Dario Caraldi remains a mystery to me, but I’m growing increasingly certain there are secrets in his life that I really shouldn’t know about.
I stand and move about the room, browsing through the titles of the books on the shelves that line one wall. It’s hard to get a measure of him from looking at the things he reads. There are business books alongside fiction. An entire section on martial arts tells me he’s obviously a fan. Childcare takes up a section too. It’s surprising to me, though I guess it makes sense. However fucked up the man is, he’s raising an incredibly well-adjusted boy.

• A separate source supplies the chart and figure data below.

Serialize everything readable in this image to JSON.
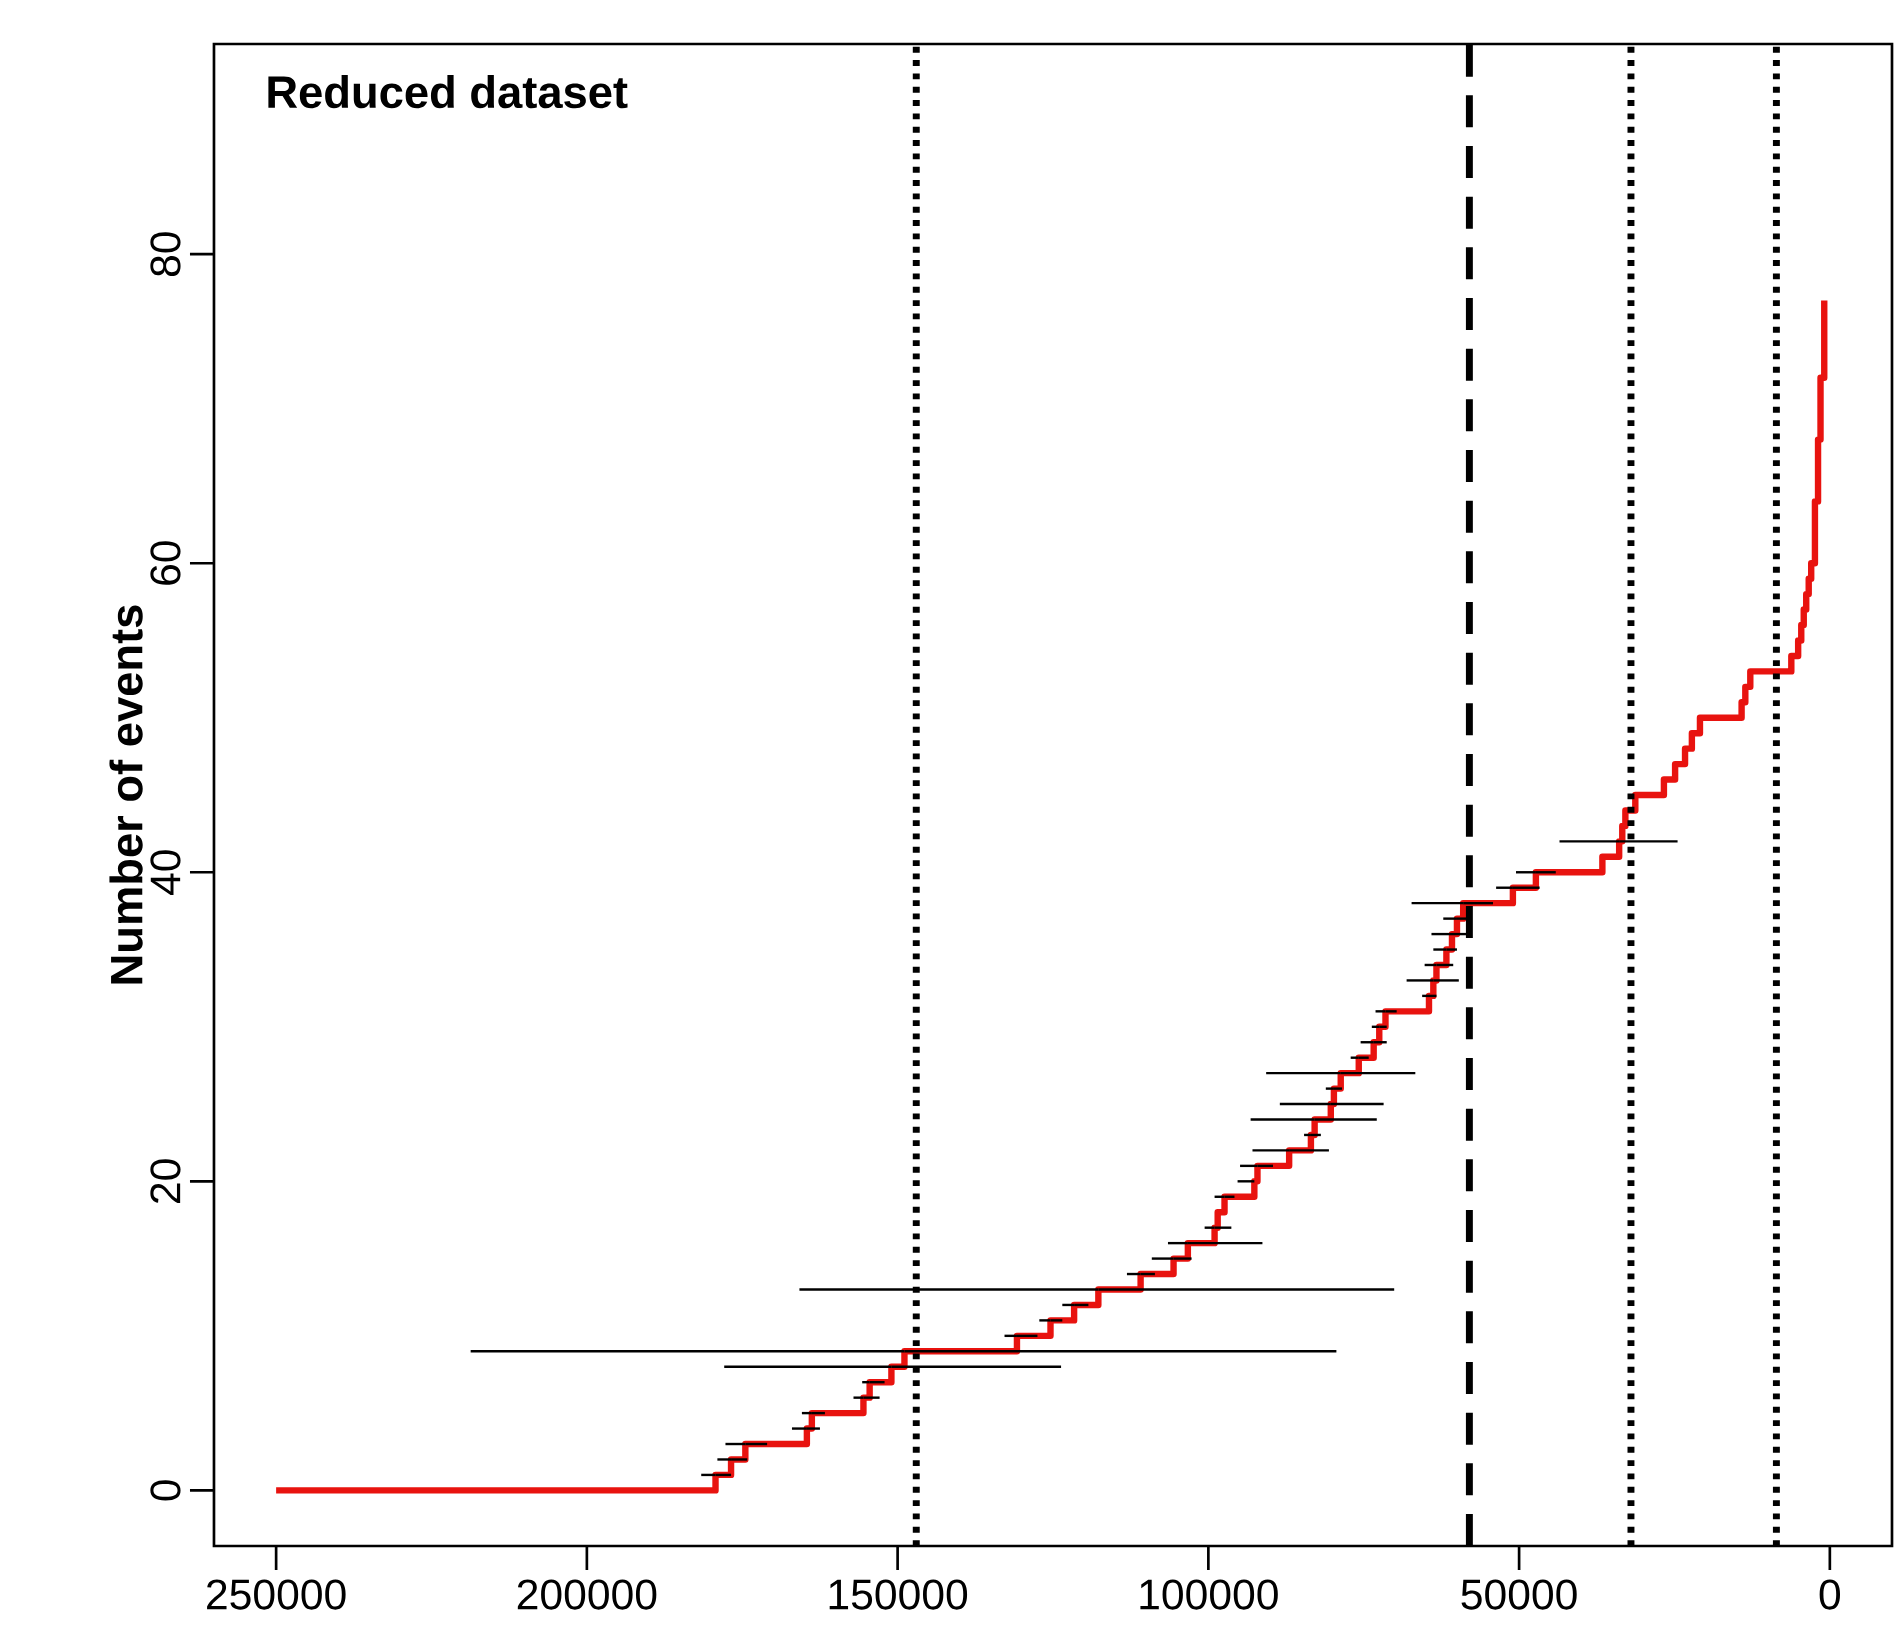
{
  "chart_data": {
    "type": "step",
    "title": "Reduced dataset",
    "ylabel": "Number of events",
    "x": [
      250000,
      179300,
      176800,
      174500,
      164600,
      163800,
      155500,
      154500,
      151000,
      148900,
      130800,
      125400,
      121600,
      117700,
      110900,
      105600,
      103300,
      99000,
      98500,
      97400,
      92600,
      92100,
      87000,
      83500,
      82900,
      80300,
      79800,
      78700,
      75800,
      73400,
      72500,
      71500,
      64500,
      63800,
      63300,
      61700,
      60800,
      60000,
      59000,
      51000,
      47300,
      36600,
      33900,
      33400,
      32900,
      31300,
      26700,
      24900,
      23300,
      22200,
      20900,
      14200,
      13600,
      12800,
      6200,
      5100,
      4600,
      4200,
      3800,
      3400,
      3000,
      2400,
      1900,
      1500,
      900
    ],
    "series": [
      {
        "color": "#e8130f",
        "values": [
          0,
          1,
          2,
          3,
          4,
          5,
          6,
          7,
          8,
          9,
          10,
          11,
          12,
          13,
          14,
          15,
          16,
          17,
          18,
          19,
          20,
          21,
          22,
          23,
          24,
          25,
          26,
          27,
          28,
          29,
          30,
          31,
          32,
          33,
          34,
          35,
          36,
          37,
          38,
          39,
          40,
          41,
          42,
          43,
          44,
          45,
          46,
          47,
          48,
          49,
          50,
          51,
          52,
          53,
          54,
          55,
          56,
          57,
          58,
          59,
          60,
          64,
          68,
          72,
          77
        ],
        "xerrors": [
          null,
          [
            176800,
            181600
          ],
          [
            174200,
            179000
          ],
          [
            171000,
            177700
          ],
          [
            162500,
            167000
          ],
          [
            161700,
            165400
          ],
          [
            152900,
            157100
          ],
          [
            152100,
            155700
          ],
          [
            123700,
            177900
          ],
          [
            79400,
            218700
          ],
          [
            127500,
            132800
          ],
          [
            123500,
            127200
          ],
          [
            119300,
            123500
          ],
          [
            70100,
            165800
          ],
          [
            108600,
            113100
          ],
          [
            102700,
            109100
          ],
          [
            91300,
            106500
          ],
          [
            96300,
            100600
          ],
          null,
          [
            95800,
            99000
          ],
          [
            92600,
            95300
          ],
          [
            89600,
            94900
          ],
          [
            80600,
            92900
          ],
          [
            81900,
            84600
          ],
          [
            72900,
            93200
          ],
          [
            71800,
            88500
          ],
          [
            78500,
            81100
          ],
          [
            66700,
            90700
          ],
          [
            74200,
            77100
          ],
          [
            71300,
            75500
          ],
          [
            71300,
            73700
          ],
          [
            69700,
            73100
          ],
          [
            63300,
            65600
          ],
          [
            59700,
            68100
          ],
          [
            60600,
            65200
          ],
          [
            60000,
            63800
          ],
          [
            58500,
            64100
          ],
          [
            58300,
            62200
          ],
          [
            54200,
            67300
          ],
          [
            46700,
            53700
          ],
          [
            44100,
            50500
          ],
          null,
          [
            24500,
            43500
          ],
          null,
          null,
          null,
          null,
          null,
          null,
          null,
          null,
          null,
          null,
          null,
          null,
          null,
          null,
          null,
          null,
          null,
          null,
          null,
          null,
          null,
          null
        ]
      }
    ],
    "xlim": [
      260000,
      -10000
    ],
    "xticks": [
      250000,
      200000,
      150000,
      100000,
      50000,
      0
    ],
    "ylim": [
      -3.6,
      93.6
    ],
    "yticks": [
      0,
      20,
      40,
      60,
      80
    ],
    "ref_lines": [
      {
        "axis": "x",
        "value": 147000,
        "color": "#000000",
        "line_style": "dotted"
      },
      {
        "axis": "x",
        "value": 58000,
        "color": "#000000",
        "line_style": "dashed"
      },
      {
        "axis": "x",
        "value": 32000,
        "color": "#000000",
        "line_style": "dotted"
      },
      {
        "axis": "x",
        "value": 8600,
        "color": "#000000",
        "line_style": "dotted"
      }
    ],
    "grid": false,
    "marker": "none",
    "line_style": "solid"
  }
}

I amble to a wall that’s hung with more photos, along with various graduation certificates. I stare up at images of Dario as a younger man, stern and serious. Still gorgeous. Does he ever crack a smile when he’s not with Dani?
“What are you doing in here?” a voice says from behind me.
I shriek and spin around. Dario’s standing in the doorway. Dark hair tousled; his navy shirt is unbuttoned at the throat. He looks tired.
“I…I…” I stutter. I have no answer for him. I’m clearly snooping. I press back against the wall as he stalks up to me. It occurs to me that I’m not only snooping, but I’m also wandering around in yet another sleepshirt. It’s soft and clinging, with flowers embroidered along the neckline. Small buttons run down its front to where it stops at my knees. My sleeping apparel leans toward “maiden aunt” in style, though it’s comfortable. I shouldn’t be wearing it.
Fuck!
He’s running his eyes over me, moving closer. I shrink back.
“I’m so sorry!” I blurt. Without thinking, I reach for the hem of my pajamas and pull the shirt up over my head.
What are you doing, Nikki?a part of me demands as I stand naked in front of him. I don’t have an answer. I’m panicking. All I know is that I’m not supposed to wear sleep clothes. Maybe this will be one less thing to piss him off.
He’s standing inches away now. His eyes drop to my breasts, then lower, then back to my face.
“Do you think that’s good enough?” he asks. His breath is warm on my face, fragrant with coffee and mint. I can smell tobacco on him, though I’m pretty sure he doesn’t smoke. “Do you?” he presses.
“I don’t know what you mean.” I shake my head. He reaches up to heft my breast, and I fight down a moan.